All sorts of activity is taking place in the river itself. Prayers are being said and ritual baths are taken, but primarily it is a big laundromat. The water is a turgid brown, and knowing what goes into it I recoil from even getting my sandals wet, but scores, hundreds, thousands of people are scrubbing frothy masses of clothing in the river, and while their knickers are drying they brush their teeth and lather up and kick around for a bit of a swim. Either the hospitals are filled with ulcerous cholera patients, or there is a God.
Just before we get to Dasaswamedh, the main ghat, we cross a modern viewing platform that usually has a herd of buffalo lolling about. Once on the main ghat, the first person to approach you will try to shake your hand. If your reflex is to accept it as a friendly gesture, your hand will be held and kneaded while the pitch is made for a head massage “10 rupees only!” If you accept that, you will be led to a wooden platform, and the massage will proceed to the shoulders, arms, legs…as far and as long as you let it until you think, hmmm, this is a good deal for 10 rupees. And indeed, when the price comes up it is more like 400 rp…

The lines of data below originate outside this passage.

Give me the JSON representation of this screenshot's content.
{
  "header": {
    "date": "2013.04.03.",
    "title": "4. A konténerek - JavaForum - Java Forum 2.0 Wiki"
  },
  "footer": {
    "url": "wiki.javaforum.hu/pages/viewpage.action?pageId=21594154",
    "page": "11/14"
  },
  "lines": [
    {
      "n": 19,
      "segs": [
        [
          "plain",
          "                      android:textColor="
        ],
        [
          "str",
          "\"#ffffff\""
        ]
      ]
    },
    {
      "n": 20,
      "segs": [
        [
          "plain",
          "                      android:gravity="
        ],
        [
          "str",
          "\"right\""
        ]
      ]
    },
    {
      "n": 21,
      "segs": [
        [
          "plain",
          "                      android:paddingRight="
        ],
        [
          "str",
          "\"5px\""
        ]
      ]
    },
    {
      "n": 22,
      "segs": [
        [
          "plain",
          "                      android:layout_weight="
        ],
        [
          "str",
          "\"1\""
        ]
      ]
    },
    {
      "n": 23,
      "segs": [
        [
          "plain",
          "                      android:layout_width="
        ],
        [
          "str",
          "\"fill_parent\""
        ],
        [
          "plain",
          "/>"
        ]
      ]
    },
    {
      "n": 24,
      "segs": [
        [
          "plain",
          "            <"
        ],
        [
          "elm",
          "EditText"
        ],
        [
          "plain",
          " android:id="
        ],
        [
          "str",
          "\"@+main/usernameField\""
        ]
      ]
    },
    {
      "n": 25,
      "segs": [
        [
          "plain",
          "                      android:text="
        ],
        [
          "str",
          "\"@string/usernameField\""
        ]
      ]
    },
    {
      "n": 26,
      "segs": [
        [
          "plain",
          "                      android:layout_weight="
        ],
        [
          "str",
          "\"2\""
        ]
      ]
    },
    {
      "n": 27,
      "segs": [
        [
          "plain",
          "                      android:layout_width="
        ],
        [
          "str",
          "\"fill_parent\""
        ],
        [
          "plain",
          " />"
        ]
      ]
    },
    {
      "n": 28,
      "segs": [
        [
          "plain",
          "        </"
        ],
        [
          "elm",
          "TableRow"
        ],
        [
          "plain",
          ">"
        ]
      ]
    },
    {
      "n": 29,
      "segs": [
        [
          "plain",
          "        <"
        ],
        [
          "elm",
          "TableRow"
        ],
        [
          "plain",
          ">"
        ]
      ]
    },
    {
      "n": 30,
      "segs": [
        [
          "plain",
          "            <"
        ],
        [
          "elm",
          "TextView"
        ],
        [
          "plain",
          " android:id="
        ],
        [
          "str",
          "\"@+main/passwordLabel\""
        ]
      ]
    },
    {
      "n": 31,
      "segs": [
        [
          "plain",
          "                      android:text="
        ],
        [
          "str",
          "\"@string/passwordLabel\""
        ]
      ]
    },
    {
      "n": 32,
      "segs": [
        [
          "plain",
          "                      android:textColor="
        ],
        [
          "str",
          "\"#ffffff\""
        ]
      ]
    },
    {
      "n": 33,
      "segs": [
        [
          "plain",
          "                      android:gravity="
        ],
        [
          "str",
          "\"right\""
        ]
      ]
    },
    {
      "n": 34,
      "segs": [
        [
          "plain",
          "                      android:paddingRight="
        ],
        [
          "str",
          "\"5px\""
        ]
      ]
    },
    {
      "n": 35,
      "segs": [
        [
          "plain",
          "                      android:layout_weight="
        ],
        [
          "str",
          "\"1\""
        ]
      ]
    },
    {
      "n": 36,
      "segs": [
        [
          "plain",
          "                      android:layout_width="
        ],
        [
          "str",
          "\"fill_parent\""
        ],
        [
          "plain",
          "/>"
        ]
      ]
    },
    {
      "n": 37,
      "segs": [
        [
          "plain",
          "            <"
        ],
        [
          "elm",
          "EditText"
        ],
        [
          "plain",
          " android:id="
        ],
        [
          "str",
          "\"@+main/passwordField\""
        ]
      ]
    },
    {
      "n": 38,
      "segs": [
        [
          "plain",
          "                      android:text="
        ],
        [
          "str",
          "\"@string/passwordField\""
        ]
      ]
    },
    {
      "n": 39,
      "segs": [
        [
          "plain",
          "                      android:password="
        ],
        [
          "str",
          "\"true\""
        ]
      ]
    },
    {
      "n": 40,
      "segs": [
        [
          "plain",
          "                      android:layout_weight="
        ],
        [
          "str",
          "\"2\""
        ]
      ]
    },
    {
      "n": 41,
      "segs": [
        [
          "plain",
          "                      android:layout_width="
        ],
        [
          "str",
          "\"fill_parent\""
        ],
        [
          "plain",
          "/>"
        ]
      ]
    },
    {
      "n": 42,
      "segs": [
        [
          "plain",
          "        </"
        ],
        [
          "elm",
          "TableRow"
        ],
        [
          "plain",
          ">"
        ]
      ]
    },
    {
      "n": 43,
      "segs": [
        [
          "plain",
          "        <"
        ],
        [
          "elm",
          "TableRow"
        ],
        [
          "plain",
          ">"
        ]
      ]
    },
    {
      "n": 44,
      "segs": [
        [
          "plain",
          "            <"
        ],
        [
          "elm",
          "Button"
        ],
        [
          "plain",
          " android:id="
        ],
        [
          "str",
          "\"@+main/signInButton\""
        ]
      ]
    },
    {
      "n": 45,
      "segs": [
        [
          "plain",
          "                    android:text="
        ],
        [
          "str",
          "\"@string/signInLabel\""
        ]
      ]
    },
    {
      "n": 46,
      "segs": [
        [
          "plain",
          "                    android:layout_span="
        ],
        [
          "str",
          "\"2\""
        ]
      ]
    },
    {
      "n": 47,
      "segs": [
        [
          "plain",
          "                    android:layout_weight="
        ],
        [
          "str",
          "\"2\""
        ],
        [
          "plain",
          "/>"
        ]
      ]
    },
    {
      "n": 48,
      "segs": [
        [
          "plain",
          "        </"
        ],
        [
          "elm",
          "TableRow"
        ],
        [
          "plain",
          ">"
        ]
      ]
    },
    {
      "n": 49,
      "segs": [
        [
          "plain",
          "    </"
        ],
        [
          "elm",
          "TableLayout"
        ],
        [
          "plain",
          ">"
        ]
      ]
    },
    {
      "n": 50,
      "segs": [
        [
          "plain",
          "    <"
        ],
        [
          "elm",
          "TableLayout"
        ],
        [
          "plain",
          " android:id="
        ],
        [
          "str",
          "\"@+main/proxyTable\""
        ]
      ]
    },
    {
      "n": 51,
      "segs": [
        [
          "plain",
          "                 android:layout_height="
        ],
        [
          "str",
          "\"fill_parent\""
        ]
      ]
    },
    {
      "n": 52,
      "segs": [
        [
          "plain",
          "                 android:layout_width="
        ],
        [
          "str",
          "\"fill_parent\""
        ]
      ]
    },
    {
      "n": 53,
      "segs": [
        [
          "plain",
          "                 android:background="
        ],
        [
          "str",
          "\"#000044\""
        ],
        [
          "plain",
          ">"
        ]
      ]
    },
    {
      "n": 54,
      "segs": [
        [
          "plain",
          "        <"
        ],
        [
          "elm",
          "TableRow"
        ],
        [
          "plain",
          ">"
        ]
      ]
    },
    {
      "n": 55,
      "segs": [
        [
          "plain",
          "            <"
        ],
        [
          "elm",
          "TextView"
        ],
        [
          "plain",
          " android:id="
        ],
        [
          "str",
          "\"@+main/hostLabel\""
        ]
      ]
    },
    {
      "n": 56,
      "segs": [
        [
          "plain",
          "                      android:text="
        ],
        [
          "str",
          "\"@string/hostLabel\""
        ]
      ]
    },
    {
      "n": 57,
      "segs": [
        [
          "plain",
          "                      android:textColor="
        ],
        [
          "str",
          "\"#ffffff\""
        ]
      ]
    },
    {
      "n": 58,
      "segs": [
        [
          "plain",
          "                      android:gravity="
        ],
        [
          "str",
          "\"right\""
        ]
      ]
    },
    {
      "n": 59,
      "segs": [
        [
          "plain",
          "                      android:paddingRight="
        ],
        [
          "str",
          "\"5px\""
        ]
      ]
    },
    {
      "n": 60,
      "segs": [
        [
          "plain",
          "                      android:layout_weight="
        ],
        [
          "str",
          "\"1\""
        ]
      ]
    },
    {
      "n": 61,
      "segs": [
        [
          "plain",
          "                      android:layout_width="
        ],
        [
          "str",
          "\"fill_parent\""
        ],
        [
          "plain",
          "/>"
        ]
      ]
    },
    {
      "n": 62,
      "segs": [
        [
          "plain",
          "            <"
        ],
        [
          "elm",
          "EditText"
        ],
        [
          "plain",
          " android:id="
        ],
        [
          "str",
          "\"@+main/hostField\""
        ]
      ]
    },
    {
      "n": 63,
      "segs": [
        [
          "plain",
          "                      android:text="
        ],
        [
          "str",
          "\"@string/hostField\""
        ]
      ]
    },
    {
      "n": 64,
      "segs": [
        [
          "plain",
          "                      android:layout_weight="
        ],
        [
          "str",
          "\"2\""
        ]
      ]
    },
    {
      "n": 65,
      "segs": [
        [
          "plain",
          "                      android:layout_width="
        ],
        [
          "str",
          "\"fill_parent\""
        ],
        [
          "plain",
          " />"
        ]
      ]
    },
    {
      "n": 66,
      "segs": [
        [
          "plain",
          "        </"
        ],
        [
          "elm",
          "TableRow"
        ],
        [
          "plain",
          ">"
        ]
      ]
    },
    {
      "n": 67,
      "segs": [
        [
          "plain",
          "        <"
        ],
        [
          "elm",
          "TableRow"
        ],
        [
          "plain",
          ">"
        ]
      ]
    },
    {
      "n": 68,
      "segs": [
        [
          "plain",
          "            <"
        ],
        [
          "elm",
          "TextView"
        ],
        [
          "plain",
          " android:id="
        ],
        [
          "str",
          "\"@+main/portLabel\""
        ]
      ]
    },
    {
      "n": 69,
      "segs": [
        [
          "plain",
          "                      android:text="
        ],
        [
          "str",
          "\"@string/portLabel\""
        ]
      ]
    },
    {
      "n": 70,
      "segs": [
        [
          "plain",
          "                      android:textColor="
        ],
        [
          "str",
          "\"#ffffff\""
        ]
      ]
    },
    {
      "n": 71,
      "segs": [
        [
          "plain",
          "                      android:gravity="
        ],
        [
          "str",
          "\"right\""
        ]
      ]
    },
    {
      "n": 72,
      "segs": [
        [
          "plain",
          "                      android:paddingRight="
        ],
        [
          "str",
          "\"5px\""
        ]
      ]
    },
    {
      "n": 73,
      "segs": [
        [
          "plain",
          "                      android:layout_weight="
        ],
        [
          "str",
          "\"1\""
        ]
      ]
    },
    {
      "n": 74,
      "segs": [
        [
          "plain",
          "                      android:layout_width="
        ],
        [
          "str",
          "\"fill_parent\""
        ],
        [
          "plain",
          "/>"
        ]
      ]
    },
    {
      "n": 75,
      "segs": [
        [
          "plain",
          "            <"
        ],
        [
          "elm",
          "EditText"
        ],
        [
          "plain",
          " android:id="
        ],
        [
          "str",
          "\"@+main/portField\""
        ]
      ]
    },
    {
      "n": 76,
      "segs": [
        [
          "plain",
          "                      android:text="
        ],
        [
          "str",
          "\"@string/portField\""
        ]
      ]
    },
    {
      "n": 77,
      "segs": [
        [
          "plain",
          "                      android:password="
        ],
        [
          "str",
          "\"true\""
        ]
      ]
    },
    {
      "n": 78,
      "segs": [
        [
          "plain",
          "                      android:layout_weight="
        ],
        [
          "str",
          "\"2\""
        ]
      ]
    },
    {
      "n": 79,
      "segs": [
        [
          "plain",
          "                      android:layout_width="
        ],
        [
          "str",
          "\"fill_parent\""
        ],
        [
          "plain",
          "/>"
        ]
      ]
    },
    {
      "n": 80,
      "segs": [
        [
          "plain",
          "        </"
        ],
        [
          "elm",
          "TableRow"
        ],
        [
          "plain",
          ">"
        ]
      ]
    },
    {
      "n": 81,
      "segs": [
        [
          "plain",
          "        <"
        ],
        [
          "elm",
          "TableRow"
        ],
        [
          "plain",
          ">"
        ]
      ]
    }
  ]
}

Usually we leave the ghats at this point, and walk up past the barbers, bead sellers and beggars, but today, having finished our business, we decide to keep going. Right beside the main ghat, the Dharbhanga and the Maharana have some beautiful palaces, but from there things decend out of the tourist-pretty very quickly. The Harischandra ghat and it’s environs look more like the water buffalo bathing ghat. This is another cremation ground, however, the poor relative of the Manikarnika. There is no fancy temple here, just a mud flat where the bodies are washed and burned surrounded by wallowing livestock. Beside it, the Dandi Ghat has attracted some pretty strange tenants. There are holy men, sadhus, all over the city, and dreadlocks, ashes, face-paint, robes or lack of them, pet snakes, drums, skewered lips, hash-filled chillus don’t usually attract my attention, especially as there is often a pitch for money involved. So walking by the makeshift tent I barely glance in, but Katheryn says: they’ve got a human skull!. I know it’s bad manners, and I don’t usually take pictures of people with human skulls without asking, but this time I sneak one, and get out of there quick. This is India, and there are no solitary occurances, and a few yards on the sadhus have FOUR skulls on a mat in front of them. This time I ask for a photo, and the answer is no.
At last we come to Assi Ghat, and the handsome golden sandstone steps we have been following dissolve into mud flats with boat builders and shanties squatting on them. Assi has a little of the feeling of Varanasi 20 years ago, at least from a backpackers’ view. Here, it is the foreigners who have dreadlocks and wear white robes, and when they have the munchies eat pizza at the shady local hangout. We join them for a bit, for a lemon soda, and then go down to the river to negotiate with the first “Hello! Boat?!” that we hear. We give the requisite snort at the first price: No, no, Dasaswamedh, not Delhi! Katheryn then gets a rise out of some kids soaping up in the water. What is your name? they call, and she responds: He’s James Bond! And I add: She’s Karina Kapoor! as some Bollywood music sets Katheryn off miming the dance moves of the popular diva.